Monday, 17 January 2011


I was recently given an e-reader.

It was a great gift and instantly became my favourite gadget.

Suddenly, I had a portable library of 100s of books to take with me wherever I went.

I was smitten.

And because I have taken it everywhere with me, lots of other people have handled my e-reader too, mostly out of mild curiosity.

What has struck me about this is that everyone has tried to use the e-reader in the same way.

They have tried to turn the pages using their fingers on the screen, as if it were an iPad or some other touch screen device.

But it isn't.

The reason for this misunderstanding lies in the perceived affordance of my e-reader.

Affordance was a term coined by the psychologist JJ Gibson to refer to the actionable properties of an object in relation to a subject.

They are essentially the possibilities thrown up by the interaction between people and the world.

Perceived affordance was a development of this idea by the designer Donald Norman.

He argued that what is important in design is whether a user perceives some action as possible, rather than whether it actually is possible.

So all the people who touched the screen  of my e-reader, expecting it to have an effect, were doing so in accordance with the perceived affordance of screens on e-readers.

They weren't touching the screen because it could be touched - that would be mere affordance.

They were touching it because they perceived this was the right way to interact with it.

Naturally, I got to thinking what the perceived affordances are in BE.

The first one that struck me was the language itself - how a student's L1 sets up expectations about the way a language should be used.
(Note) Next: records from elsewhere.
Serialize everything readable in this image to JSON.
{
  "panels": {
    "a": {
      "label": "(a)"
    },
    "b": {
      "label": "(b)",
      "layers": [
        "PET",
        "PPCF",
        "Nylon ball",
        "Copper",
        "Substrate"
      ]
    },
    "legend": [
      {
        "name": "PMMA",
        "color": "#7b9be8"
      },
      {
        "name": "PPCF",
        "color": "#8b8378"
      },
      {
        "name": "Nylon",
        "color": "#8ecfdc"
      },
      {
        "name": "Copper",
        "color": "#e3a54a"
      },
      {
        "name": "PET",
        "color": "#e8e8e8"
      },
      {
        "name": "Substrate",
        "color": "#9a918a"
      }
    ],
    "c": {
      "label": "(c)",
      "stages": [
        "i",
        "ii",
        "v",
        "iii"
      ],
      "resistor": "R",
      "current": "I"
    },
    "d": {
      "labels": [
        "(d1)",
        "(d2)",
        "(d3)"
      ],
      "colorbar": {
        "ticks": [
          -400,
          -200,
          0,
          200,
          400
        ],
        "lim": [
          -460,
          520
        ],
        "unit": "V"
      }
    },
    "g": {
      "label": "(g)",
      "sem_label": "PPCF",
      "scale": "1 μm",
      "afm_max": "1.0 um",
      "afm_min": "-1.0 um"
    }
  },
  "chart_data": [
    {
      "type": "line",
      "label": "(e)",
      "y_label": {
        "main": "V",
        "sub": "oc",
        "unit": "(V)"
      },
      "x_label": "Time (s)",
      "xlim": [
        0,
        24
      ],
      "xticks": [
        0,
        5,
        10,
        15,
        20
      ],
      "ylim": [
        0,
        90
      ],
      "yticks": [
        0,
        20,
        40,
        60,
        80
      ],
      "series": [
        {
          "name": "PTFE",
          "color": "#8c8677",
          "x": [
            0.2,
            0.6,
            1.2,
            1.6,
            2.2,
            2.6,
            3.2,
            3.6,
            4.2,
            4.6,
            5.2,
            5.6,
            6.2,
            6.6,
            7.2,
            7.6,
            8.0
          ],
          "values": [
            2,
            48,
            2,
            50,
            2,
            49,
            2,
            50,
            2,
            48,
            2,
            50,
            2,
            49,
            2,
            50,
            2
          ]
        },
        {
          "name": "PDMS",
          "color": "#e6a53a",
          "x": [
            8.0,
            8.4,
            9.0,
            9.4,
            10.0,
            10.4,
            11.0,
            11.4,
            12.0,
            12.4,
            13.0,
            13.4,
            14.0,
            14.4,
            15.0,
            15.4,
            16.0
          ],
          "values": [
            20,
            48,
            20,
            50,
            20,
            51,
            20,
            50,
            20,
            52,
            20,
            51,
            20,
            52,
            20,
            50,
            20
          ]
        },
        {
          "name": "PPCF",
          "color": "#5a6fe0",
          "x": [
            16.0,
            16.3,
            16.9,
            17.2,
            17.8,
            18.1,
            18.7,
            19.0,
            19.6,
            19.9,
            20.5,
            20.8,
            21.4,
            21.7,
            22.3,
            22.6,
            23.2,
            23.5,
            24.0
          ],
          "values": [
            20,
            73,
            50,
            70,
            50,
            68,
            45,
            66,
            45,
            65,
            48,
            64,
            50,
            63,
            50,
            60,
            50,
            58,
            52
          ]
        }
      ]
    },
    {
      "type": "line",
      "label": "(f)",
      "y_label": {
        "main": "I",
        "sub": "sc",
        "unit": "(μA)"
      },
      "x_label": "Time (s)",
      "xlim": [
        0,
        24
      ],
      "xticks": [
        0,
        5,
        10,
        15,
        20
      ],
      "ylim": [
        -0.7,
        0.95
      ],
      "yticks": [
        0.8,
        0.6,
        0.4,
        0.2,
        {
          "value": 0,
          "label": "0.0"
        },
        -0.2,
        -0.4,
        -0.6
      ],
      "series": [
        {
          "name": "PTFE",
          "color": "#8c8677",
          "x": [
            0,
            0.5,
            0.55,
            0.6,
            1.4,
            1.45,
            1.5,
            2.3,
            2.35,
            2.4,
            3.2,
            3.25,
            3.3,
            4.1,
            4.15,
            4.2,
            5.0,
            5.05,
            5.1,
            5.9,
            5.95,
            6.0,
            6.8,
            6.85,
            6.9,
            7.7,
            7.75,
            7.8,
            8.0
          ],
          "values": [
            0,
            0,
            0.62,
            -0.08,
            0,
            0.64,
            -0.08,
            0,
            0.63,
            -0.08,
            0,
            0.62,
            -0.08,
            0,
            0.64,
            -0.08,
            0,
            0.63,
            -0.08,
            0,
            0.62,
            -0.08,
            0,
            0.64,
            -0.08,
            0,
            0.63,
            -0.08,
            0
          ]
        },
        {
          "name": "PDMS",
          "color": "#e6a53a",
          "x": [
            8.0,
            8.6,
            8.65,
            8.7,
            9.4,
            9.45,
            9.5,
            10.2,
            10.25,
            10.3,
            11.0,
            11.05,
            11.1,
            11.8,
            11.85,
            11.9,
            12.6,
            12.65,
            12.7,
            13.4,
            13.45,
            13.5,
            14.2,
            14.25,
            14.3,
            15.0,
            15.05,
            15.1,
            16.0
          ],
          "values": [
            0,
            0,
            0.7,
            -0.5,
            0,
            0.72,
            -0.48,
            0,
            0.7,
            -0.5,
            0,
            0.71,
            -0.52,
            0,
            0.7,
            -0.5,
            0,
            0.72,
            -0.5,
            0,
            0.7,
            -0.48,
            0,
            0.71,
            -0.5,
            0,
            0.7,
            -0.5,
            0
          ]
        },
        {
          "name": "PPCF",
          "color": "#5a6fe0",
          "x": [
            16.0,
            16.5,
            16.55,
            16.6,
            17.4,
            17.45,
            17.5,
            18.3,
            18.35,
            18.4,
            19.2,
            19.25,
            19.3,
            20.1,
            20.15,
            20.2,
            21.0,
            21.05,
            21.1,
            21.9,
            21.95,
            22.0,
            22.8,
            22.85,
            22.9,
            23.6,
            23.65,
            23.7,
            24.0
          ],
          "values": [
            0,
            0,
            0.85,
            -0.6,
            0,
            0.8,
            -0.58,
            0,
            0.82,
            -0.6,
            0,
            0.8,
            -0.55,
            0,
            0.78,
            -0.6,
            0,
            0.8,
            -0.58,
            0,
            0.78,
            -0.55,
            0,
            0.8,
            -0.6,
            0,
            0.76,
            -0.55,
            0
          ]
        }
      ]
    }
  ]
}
Surely, if we were designing English from scratch, we would tweak the user interface to make it a little more student-friendly, giving it that touch-screen swoosh which needs no articles, present perfect, or 3rd person 's'.

Secondly, the perceived affordances of our learning environments are heavily, sometimes completely, influenced by school and university.

This can lead to students deploying inherited behaviours, such as those that come with expecting teacher-centred classrooms.

 It also alters the way BE is considered.

English is a school subject throughout much of the world and it therefore naturally collocates with classroom, teacher, homework, etc, but not with meeting room, trainer, personal development.

Thirdly, then, this affects what people expect from us and what we expect from ourselves and our clients.

Do you work for a school/university, or do you work for a company?

Are you a teacher, or, to borrow from Mark Powell, are you a linguistics solution provider?

And if you work for one or the other, act like one or the other, will your perceived affordances change, and if so, for the better or worse?


  1. Hi Tony - yes, a good point. Related to the much debated difference between calling ourselves teachers or trainers ...

    I used to be a big fan of ebooks - in fact, I even bought my kids their own ebooks. Then the "system" decided that it would no longer be possible for us to to buy ebooks online from UK bookshops because we are not resident in the UK ... so I joined a lot of very frustrated ex ebook users, and went back to buying paperbacks ... perceived affordance maybe?

  2. Hi Evan - yes, you have to wonder sometimes whether we live in a global economy or not. I've had the same experience with every type of digital media: you want to buy something, and they won't let you. It's little wonder fake IP address companies are thriving - now they really do define perceived affordance!